Brant Casavant, Lichten & Liss–Riordan, PC, John M. Simon, Stoneman, Chandler & Miller, LLP, Michael D. Vhay, Ferriter Scobbo & Rodophele, PC, Boston, MA, Anthony L. Marchetti, Marchetti Law, P.C., Cherry Hill, NJ, for Plaintiffs. Matthew J. Iverson, DLA Piper U.S. LLP, Harold L. Lichten, Lichten & Liss–Riordan, P.C., Hillary A. Schwab, Fair Work, P.C., Alexander M. Sugerman–Brozan, Segal Roitman LLP, Boston, MA, Norman Mitchell Leon, DLA Piper LLP, Chicago, IL, Robert Zarco, Zarco Einhorn Salkowski & Brito P.A., Miami, FL, for Defendant.
MEMORANDUM
YOUNG, District Judge.
I. BACKGROUND
The above captioned plaintiffs (collectively, the “Plaintiffs”) are current and former franchisees of Coverall North America, Inc. (“Coverall”), a company that provides janitorial services through franchise agreements with individuals. See Third Am. Compl. ¶ 1, ECF No. 79.
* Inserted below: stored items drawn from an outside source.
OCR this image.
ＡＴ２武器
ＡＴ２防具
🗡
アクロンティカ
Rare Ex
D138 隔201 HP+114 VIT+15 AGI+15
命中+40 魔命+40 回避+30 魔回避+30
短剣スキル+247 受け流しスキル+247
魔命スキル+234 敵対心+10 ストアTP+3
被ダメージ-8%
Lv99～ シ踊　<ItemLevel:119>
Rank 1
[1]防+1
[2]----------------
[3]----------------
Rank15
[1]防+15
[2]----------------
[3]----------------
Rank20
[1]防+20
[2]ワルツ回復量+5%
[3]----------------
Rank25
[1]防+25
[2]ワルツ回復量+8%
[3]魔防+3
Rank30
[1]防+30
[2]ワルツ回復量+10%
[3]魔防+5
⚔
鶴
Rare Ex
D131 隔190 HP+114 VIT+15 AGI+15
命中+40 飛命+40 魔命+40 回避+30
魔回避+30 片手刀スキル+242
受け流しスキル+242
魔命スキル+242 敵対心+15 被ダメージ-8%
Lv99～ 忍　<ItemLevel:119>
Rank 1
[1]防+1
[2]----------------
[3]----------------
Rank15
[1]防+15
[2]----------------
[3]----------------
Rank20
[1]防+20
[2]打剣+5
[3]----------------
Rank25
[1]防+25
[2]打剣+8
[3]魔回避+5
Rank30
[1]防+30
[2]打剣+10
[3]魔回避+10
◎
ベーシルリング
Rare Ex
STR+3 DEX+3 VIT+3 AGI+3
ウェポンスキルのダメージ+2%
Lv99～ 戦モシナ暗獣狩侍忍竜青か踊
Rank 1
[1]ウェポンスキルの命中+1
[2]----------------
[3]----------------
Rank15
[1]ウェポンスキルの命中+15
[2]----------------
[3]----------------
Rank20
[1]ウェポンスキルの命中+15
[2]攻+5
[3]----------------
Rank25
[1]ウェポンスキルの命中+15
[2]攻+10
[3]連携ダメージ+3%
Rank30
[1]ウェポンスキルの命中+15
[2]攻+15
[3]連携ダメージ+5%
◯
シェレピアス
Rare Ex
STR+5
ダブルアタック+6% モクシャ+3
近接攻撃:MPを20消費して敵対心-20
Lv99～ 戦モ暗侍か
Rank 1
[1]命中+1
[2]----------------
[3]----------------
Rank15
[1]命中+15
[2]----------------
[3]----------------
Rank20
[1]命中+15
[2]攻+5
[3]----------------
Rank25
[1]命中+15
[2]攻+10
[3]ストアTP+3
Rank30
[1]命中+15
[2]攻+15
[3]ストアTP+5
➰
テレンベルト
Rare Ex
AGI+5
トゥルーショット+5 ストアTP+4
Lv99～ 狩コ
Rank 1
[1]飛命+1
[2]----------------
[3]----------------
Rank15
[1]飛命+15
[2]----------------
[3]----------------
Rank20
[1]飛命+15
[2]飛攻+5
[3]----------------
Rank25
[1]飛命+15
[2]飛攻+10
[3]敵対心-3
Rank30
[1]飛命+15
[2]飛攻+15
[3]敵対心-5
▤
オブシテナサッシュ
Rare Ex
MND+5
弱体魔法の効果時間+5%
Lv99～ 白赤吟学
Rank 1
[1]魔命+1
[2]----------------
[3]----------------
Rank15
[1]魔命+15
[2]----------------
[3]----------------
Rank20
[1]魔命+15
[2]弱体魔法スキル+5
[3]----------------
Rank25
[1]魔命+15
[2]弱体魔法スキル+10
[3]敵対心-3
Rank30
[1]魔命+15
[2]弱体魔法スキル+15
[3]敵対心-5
The Plaintiffs pled six causes of action on their own behalf and on behalf of all “similarly situated individuals,” including, inter alia, breach of contract, deceptive trade practices, and violation of state wage and labor laws. See id. at 12–15.
As there have been numerous court opinions in this case, see, e.g., Awuah v. Coverall N. Am., Inc., 563 F.Supp.2d 312 (D.Mass.2008), aff'd on other grounds, 554 F.3d 7 (1st Cir.2009); Awuah v. Coverall N. Am., Inc., 554 F.3d 7 (1st Cir.2009); Awuah v. Coverall N. Am., Inc., 585 F.3d 479 (1st Cir.2009); Awuah v. Coverall N. Am., Inc., 707 F.Supp.2d 80 (D.Mass.2010); Awuah v. Coverall N. Am., Inc., 740 F.Supp.2d 240 (D.Mass.2010); Awuah v. Coverall N. Am., Inc., 791 F.Supp.2d 284 (D.Mass.2011); Awuah v. Coverall N. Am., Inc., 460 Mass. 484, 952 N.E.2d 890 (2011); Awuah v. Coverall N. Am., Inc. (Awuah I), 843 F.Supp.2d 172 (D.Mass.2012), rev'd, 703 F.3d 36 (1st Cir.2012); Awuah v. Coverall N. Am., Inc. (Awuah II), 703 F.3d 36 (1st Cir.2012); Awuah v. Coverall N. Am., Inc. 729 F.3d 22 (1st Cir.2013), this Court will not restate the underlying facts here.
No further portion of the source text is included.